Thousands of people have joined together to create the largest human peace sign at Glastonbury Festival.
Organisers estimate that up to 15,000 festival-goers and staff took part in the unofficial record attempt at the festival’s Stone Circle.
The event was organised in the wake of terror attacks in London and Manchester to send a message of peace to the world.
In 2009, 5,814 people stood together to form the largest human peace sign at the Ithaca Festival in New York.
William Hawk, from Standing Rock, addressed the thousands of people in Glastonbury’s Stone Circle and led prayers for victims of recent tragedies.
“We don’t need this in our world,” he told the crowd. “Peace and love comes about simply by giving peace and love.”
Goodnight day one, you've been been hot, but glorious. CS pic.twitter.com/Hromb8nrNr— Glastonbury Live (@GlastoLive) June 22, 2017
SJ Smallpage, 36, who helped organise the event, held an inflatable peace sign with other volunteers from the Sanctuary at the festival.
“I feel very humbled that people have joined together for something that represents everything that is good about Glastonbury, everything that is good about humanity,” she said.
“The numbers are awesome, I can’t believe how many people are here. They were still steaming in through the entrances when it happened. It made my heart sing.”
Ms Smallpage set up a Facebook group for the event and was stunned when 7,500 people said they would be attending. But organisers believe double that number actually took part in forming the peace sign.
Ben Harrison, 25, from Oxfordshire, attended the event with his brother, James, 37.
“It is nice to do something that shows the world a signal of peace,” he said. “We don’t have that opportunity to do that very often.”
Revellers experienced the hottest day in the event’s history on Wednesday, when temperatures reached 31C (87.8F).
South Western Ambulance Service attended 59 incidents, with nine people taken to hospital.
This figure only includes patients treated by the trust’s paramedics and not by the medical centre on site.

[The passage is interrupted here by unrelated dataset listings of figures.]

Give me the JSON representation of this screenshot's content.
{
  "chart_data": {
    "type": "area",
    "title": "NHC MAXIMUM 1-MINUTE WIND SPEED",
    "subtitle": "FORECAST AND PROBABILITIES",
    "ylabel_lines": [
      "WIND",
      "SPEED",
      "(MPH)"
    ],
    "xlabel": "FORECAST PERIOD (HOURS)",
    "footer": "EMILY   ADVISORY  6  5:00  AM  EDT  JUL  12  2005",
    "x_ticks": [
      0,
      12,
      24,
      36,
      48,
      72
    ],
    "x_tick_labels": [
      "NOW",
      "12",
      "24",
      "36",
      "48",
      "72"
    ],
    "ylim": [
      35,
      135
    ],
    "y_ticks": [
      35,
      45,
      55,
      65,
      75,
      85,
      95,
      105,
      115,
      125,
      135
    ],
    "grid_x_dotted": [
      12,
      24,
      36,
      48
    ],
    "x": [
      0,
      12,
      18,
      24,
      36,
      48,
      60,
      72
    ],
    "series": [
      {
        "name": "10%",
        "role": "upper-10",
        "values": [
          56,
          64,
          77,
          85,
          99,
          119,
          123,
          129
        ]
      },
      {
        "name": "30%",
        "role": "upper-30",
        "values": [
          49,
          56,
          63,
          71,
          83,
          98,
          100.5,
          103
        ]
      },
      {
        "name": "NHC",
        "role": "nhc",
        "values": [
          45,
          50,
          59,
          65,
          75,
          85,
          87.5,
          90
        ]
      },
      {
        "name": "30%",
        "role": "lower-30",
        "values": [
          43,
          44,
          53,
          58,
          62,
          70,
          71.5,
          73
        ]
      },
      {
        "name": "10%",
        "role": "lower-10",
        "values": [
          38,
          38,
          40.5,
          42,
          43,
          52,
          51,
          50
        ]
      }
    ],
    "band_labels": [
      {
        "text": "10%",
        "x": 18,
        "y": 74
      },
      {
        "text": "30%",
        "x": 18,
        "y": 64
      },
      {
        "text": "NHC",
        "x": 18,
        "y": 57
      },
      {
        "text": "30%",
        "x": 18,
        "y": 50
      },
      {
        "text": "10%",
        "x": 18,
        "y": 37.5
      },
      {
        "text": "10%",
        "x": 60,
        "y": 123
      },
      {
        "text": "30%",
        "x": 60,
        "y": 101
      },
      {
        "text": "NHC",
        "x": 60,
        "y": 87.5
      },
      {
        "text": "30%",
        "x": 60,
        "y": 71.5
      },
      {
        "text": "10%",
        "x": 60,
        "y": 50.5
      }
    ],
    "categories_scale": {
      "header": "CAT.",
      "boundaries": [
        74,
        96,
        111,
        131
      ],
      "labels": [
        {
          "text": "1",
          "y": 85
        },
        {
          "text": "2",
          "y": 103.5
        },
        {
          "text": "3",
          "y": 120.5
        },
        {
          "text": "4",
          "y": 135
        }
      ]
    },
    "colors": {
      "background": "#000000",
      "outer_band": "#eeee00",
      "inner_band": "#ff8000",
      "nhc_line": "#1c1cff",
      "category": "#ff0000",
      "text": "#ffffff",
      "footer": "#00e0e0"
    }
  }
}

The weather began to cool on Wednesday evening, and revellers awoke on Thursday to clouds and slight drizzle.
By 9am on Thursday, 100,000 of the 135,000 ticket-holders were already on site. The main stages at Glastonbury open on Friday but activities such as power ballad yoga and a Frozen sing-along were taking place on Thursday.
Worthy Farm’s vintage Heidelberg press has started production for 2017, with the first edition of the Glastonbury Free Press published.
Security at the festival, which will host a population of 200,000, is tighter than in previous years following terror attacks in London and Manchester.
The world-famous event is being headlined by Radiohead, Foo Fighters and Ed Sheeran.
Hollywood star Johnny Depp will make an appearance on Thursday, while Labour leader Jeremy Corbyn will attend on Saturday.
Michael Eavis delighted music fans with a surprise karaoke performance at the Avalon Cafe. The dairy farmer and festival organiser joined tribute band Sladest for a rendition of Elvis Presley’s You Are Always On My Mind. Crowds in the packed tent chanted “Eavis, Eavis” and rushed outside to take selfies with the 81-year-old.